I have been reading a lot about St. Francis lately. He had a special devotion to helping lepers. He even had a little encampment of them and there is a story of him embracing a leper – which initially utterly disgusted him. He is not the only one to do such things, though. St. Francis’s brothers also helped the lepers and St. Clare, with Francis’s help ran a little hospital. St. Damien of Molokai started a colony in Hawaii. Catherine of Siena is said to have drank a bowl of a woman’s wound drainage to allow herself to be less disgusted. Mother Teresa helped all sorts of ill; lepers, no doubt made up some of her group of sick and outcast.
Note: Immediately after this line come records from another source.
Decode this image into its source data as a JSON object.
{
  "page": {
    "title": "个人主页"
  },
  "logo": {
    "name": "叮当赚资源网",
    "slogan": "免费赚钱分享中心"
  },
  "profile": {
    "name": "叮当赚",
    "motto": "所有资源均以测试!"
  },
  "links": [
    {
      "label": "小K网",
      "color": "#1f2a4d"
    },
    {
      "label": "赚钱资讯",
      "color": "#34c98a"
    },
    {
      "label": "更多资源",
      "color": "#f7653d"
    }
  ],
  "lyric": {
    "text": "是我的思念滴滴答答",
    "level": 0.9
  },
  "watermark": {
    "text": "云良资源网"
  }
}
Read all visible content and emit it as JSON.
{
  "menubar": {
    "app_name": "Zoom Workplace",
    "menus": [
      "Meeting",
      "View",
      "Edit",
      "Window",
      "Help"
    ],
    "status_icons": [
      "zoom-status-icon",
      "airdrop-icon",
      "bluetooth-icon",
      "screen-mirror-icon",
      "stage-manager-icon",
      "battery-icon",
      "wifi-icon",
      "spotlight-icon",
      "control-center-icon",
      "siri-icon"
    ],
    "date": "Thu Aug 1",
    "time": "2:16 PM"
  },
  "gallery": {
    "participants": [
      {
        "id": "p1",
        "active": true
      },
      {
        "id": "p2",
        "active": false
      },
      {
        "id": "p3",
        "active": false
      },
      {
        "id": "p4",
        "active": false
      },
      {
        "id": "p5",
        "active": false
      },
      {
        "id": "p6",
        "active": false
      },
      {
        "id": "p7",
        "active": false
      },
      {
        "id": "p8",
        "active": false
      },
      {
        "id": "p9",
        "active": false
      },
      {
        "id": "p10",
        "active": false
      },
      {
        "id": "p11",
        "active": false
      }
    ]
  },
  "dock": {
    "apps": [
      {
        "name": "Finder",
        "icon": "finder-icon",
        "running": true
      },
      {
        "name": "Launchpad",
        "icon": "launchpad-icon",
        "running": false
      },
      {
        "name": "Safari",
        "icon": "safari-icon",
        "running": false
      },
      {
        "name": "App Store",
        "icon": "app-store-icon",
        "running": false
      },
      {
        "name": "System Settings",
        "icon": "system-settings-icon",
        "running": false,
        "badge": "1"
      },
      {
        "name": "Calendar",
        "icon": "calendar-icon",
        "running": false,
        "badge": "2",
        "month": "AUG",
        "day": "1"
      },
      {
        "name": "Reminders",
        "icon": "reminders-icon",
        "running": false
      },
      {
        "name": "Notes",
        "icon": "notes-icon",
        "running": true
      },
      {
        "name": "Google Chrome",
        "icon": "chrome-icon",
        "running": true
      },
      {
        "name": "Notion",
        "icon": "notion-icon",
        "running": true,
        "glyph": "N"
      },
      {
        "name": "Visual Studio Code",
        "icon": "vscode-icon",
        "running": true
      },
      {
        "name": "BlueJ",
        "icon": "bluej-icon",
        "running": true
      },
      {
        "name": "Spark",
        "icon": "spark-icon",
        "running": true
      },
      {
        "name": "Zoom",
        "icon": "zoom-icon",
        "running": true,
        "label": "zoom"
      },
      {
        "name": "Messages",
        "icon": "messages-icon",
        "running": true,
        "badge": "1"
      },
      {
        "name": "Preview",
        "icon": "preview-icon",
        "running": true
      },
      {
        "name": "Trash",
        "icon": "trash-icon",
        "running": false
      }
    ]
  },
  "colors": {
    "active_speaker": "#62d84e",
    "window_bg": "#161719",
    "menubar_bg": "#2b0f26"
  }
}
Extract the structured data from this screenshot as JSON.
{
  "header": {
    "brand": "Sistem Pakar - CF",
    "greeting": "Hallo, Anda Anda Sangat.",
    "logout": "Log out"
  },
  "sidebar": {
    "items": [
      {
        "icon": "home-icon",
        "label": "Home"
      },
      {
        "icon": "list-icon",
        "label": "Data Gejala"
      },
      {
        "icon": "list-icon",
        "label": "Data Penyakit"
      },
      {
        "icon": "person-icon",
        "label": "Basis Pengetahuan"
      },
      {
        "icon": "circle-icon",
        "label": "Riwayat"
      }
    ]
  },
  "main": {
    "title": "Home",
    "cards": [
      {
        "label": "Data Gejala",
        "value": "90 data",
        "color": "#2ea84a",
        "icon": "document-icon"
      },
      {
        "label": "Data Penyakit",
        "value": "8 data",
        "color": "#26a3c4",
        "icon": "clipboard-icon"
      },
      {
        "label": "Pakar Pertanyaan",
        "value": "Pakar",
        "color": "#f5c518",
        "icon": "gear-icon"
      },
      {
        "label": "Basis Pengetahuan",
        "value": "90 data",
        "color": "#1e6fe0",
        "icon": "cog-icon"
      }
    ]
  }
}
When reading the gospels, or even other books of the bible, there are stories such as the ten lepers, the man with the withered hand, Job getting blots on his skin; Naaman was told by the slave girl how to be healed, and Elisha encouraged him to wash in the river. All across our faith – before, during, and after Christ, are lepers or others with skin ailments that are healed.
Before I was a nurse there were people that would speak of these stories; they would soon follow with questions? What happened to these people? Why don’t we hear of this anymore? Some might answer that it is advanced medicine. Others might say leprosy is dying out. Still, there are more people who will say that these issues are of the third world, or of the past. None of these answers are true.
First of all, despite medical advancements, many people have skin ailments; even if not always leprosy, per se, the ailments exist. Some ailments have better treatments than others. Leprosy, or Hansen’s disease, still exists. It is true that this is generally not found in advanced societies, but it is in our world (and it is carried by Armadillo’s). Though it is a fact that most true lepers are in the third world, not all are. There are ‘lepers’ of another sort that are not in the third world, but right here in Western society and the modern day.
As a nurse, I see many people with wounds. Some are from pressure. Some are from infection. Some are surgical wounds that won’t heal. Sometimes poor circulation is to blame while in other situations diabetes is at fault. Immobility causes wounds, especially to the sacral/coccyx areas (the butt). All types of wounds can get infected or infection from inside the body can come out in an abscess. We also cannot forget malignant wounds. This is where cancer protrudes through the skin. While technically not a wound, many people have colostomies (or other ostomies) where there is a hole on the abdomen and poop comes out into a bag.
All sorts of wounds are found in society. As a hospice nurse, I see these wounds almost every day I go to work. However, these wounds are almost never true leprosy. While not factually lepers, people with these wounds are often lepers nonetheless. Some people, even those that are not confined to a bed, or even hospice patients, will not head out into society. I have heard people say things like “I stopped going out years ago because I was embarrassed by this”. I have heard, “I didn’t know what a doctor would think so I never went”. I have heard, “The smell is too humiliating. I can’t be seen in public like this.” Does one have to actually have the disease of leprosy to be a leper? Can leprosy be a social status? I think it is one in our world, and it is not just the third world. It is not just the poor countries. Even people with lots of money and advanced medicine face these issues.
Lepers are everywhere. Even where people don’t have a skin disease, people are often outcasts for some reason. Who is a leper in your community? How can you reach out to them? Let us all pray for the social lepers of our world.